Long-range ocular invitations: the art of mirada and cabeceo
Post date: Jan 8, 2015 12:33:40 AM
"It's all about lines and directions...the key is precision and clarity." (Terpsichoral Tangoaddict)
"How wonderful it is to be flooded with that energy, especially from someone you would like to dance with. And what a deliciously flirtatious and powerful tool it is."
Sharing this very useful advice in a post by tango blogger Terpsichoral Tangoaddict...
The Art of Long-Range Mirada/Cabeceo
'If you're at a very crowded milonga, particularly if you don't have the best seat (and let's assume it is the kind of formal place where you can't easily walk around), and you want to dance with a man who is sitting at the diametrically opposite end of the room, you're going to need your long-range mirada skills. Long-range mirada/cabeceo definitely is an art, but you can make it work for you. The key is precision and clarity.
First of all, prepare the ground with flirtatious pre-miradas during the cortina. By that, I mean, look around, twinkly-eyed and smiley, mouthing the occasional 'hello' and generally letting people know you're here, yes, way over here, but ready to dance with them should they look in your direction later. You can also squeeze in a few cheekily snatched pre-miradas as men are bringing women back to their seats at the end of a tanda, if those women are seated near you.
Then, when the tanda begins, choose a leader you want to dance with. It's often easiest to begin with those you dance with regularly who will be more alert to the possibility of a mirada from you -- you can save promising strangers for later in the evening when the milonga empties out a little and it becomes easier to spot each other. Don't get distracted by the sea of eyes looking out, don't let your gaze turn blurry and wander, but focus your eyes very precisely and clearly on one single person. The further they are away from you, the more intently you should stare (really, this does not have the same aggressive effect as it would close up). And it doesn't matter if you can't really see the exact expression in their eyes from where you are: you don't have to lipread; it's all about lines and directions.
If it's someone you know and often dance with and they seem to be craning their neck in your direction, make some actions as if you were craning your neck or moving your head to one side, around an invisible obstacle or over the top of an imaginary head, too. (Be very careful not to obstruct other women's sightlines as you do this.) If they appear to be looking back at you, without responding, or have their eyes fixed on another part of the room, they are probably trying to cabeceo someone else (perhaps behind or in front of or next to you) -- so move on to another potential partner.
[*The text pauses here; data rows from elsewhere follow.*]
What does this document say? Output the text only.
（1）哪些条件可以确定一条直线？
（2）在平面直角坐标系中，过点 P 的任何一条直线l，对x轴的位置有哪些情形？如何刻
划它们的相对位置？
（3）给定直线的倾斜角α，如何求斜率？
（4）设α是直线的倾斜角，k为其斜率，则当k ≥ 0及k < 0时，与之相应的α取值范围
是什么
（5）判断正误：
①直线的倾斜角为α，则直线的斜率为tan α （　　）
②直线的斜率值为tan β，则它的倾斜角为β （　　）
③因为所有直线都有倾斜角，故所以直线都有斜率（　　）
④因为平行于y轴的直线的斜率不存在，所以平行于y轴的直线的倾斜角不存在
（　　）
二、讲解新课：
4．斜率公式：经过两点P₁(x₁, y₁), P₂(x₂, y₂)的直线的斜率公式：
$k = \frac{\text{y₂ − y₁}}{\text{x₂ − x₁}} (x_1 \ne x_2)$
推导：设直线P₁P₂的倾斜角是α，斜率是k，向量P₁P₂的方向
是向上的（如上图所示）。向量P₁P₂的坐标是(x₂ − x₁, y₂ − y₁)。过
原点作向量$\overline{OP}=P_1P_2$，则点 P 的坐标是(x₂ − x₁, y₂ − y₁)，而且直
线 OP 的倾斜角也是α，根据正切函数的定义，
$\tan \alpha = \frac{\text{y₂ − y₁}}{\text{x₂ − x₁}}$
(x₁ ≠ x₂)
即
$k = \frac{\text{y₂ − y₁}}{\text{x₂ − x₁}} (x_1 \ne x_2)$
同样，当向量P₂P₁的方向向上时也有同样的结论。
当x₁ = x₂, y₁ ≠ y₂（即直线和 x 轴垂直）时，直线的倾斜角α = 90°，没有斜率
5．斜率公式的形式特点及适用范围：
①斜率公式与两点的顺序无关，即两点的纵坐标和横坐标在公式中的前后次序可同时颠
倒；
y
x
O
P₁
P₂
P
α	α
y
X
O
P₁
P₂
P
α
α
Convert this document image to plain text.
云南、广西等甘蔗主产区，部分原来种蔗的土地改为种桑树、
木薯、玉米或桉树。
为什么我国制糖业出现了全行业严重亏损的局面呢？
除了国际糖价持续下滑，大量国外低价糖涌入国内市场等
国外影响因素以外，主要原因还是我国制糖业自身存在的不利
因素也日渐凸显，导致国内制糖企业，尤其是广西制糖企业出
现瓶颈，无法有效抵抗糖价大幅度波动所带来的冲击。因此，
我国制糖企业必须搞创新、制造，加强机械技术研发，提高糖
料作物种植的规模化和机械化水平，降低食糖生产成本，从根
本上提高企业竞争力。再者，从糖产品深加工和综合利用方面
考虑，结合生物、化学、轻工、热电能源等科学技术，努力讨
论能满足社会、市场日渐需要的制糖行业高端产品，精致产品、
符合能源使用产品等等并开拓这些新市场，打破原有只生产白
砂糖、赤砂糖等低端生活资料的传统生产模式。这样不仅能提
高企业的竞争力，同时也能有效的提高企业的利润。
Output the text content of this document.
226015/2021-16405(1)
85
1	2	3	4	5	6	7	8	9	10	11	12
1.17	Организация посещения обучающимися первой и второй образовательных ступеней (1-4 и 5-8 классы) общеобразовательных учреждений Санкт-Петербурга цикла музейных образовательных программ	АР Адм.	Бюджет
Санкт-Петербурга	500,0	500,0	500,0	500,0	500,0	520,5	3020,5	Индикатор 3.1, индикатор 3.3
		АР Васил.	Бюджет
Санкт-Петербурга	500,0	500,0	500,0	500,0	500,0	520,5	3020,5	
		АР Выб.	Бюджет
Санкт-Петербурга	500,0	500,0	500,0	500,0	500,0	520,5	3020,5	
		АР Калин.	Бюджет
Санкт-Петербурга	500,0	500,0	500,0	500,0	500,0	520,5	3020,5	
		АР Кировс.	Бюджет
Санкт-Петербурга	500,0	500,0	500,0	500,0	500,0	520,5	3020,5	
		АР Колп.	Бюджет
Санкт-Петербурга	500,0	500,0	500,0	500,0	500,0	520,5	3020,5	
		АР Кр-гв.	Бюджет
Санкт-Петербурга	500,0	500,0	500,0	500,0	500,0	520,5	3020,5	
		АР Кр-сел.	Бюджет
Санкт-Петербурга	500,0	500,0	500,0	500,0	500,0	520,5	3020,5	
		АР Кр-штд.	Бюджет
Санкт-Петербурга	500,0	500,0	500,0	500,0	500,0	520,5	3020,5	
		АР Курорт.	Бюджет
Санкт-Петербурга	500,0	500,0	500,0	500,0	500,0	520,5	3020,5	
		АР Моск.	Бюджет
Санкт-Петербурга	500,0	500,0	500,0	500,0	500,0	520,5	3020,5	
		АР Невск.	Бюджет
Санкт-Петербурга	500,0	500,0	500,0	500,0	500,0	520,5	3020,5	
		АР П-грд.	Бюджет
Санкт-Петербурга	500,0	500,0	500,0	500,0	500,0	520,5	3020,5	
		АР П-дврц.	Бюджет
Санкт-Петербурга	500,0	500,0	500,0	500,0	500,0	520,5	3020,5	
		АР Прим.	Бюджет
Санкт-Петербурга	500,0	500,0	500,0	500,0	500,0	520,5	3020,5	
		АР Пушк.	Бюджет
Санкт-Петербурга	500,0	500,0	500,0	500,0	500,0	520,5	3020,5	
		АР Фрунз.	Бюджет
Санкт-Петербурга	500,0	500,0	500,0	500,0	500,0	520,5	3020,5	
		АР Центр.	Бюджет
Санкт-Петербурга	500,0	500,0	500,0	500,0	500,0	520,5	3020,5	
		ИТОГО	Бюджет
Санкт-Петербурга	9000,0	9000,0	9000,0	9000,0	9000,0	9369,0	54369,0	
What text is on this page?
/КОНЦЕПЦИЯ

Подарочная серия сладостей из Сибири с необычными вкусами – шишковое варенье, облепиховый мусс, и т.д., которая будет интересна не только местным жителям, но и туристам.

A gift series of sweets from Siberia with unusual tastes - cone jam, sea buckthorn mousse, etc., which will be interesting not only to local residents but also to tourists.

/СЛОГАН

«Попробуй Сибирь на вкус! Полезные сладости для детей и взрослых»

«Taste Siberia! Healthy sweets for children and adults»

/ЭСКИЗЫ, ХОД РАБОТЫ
If you find that the guy next to them is nodding at you like a toy dachshund on a Ford Cortina dashboard and you really don't want to dance with him, just give a teeny gesture of moving your head to one side which suggests "sorry, no, it's your *neighbour* I'm aiming at!" (But please don't shake your head or waggle your finger as a 'no', unless you feel the poor guy deserves to have his confidence destroyed.)
Once you are both absolutely sure you are looking straight at each other, the actual signal can be pretty discreet, especially if you are regular dance partners. A single slightly raised eyebrow or the most imperceptible beginnings of a head waggle. Mirror the gesture and then nod once, clearly and emphatically. And maintain eye contact. The leader is the one who has to cross the room to collect you from your chair; he's the one who needs to be certain you meant him. There's often a little breakdance: motions to go, starting back, hesitating and hovering, frowning slightly ("was that for me?"), taking a tentative first little teeny tiny step, waiting, and then finally, oh fuck it, I'm risking it, at which point they stride with assumed confidence across the floor to claim you. Make it easier on them by giving a few confirmatory nods and by keeping your gaze fixed on them throughout.
Now, when it's so crowded, it is easy to get confused. Whatever you do, don't leap up from your chair until the guy is standing right in front of you and unmistakably looking at you. And then squidge and squeeze your way out of your tightly-slotted chair, taking care not to knock over any wine glasses, handbags suspended from tables (women, please tuck them under your chairs, if possible!) or spectacle cases or catch a corner of the tablecloth. Follow his lead as to where exactly to position yourself, if possible, on the floor (sometimes there's really only one possible slot, unless you are able to defy the laws of physics). And if you were mistaken and it wasn't for you, give an extra warm smile and attempt to scoot your hips out of the way to let your neighbour climb over you to the pista. If you're the guy and you were mistaken, laugh it off or (if you can) take a sudden detour to the bar with fake nonchalance ("no, no, not mistaken in a cabeceo, just off for a quick stroll").
If this all sounds very complicated, remember this: despite all the mistakes and difficulties, a lot of people at crowded traditional milongas dance all night long, with a slew of different partners. There are many many successful ocular transactions happening, often at what seems like lightning speed (watch how quickly the floor fills as the tanda begins -- without a word having been spoken -- even though we have many older people there, many myopic individuals, lots of glasses-wearers). You might need a little practice, but this is a system which has evolved because it's quick, efficient and easy.